Predicting realized volatility using Google Trends
In this article, we'll study whether the daily realized volatility, $RV_t$, of a stock index is better modelled by augmenting the [heterogeneous autoregressive (HAR) model](http://statmath.wu.ac.at/~hauser/LVs/FinEtricsQF/References/Corsi2009JFinEtrics_LMmodelRealizedVola.pdf) with Google search volumes for the name of the index, $SV_t$.

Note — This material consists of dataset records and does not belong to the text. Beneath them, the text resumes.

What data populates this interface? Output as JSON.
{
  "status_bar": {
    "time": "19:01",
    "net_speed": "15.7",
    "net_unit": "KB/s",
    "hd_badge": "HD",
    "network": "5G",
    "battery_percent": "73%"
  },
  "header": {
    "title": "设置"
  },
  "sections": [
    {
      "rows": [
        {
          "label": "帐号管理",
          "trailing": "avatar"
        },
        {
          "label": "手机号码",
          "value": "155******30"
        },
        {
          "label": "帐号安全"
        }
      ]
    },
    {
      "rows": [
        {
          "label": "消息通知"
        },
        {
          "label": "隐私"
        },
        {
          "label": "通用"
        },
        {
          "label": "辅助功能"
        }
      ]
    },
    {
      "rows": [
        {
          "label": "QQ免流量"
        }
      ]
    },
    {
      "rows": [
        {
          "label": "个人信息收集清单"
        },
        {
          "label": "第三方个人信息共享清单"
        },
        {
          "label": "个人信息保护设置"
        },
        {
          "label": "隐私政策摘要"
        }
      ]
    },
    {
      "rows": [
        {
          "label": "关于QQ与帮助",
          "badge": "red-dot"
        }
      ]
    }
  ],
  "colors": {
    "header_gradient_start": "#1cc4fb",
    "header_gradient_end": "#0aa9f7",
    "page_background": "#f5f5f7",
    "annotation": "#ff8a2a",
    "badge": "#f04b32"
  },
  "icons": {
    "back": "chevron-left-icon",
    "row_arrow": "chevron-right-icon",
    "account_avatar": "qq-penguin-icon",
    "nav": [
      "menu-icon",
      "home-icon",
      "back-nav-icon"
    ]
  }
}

The extended model, which we term the HAR+SV model, is specified by:
$$
v^d_t = c + \beta_d v^d_{t-1} + \beta_w v^w_{t-1} + \beta_m v^m_{t-1} + \gamma s^d_{t-1} + \epsilon_t \tag{1}
$$
where $v^d_t = \log(RV_t)$, $v^w_t = \frac{1}{5} \sum_{i=0}^{4} v^d_{t-i}$, $v^m_t = \frac{1}{22} \sum_{i=0}^{21} v^d_{t-i}$, and $s^d_t = \log(SV_t)$. The standard HAR model is a special case when $\gamma=0$.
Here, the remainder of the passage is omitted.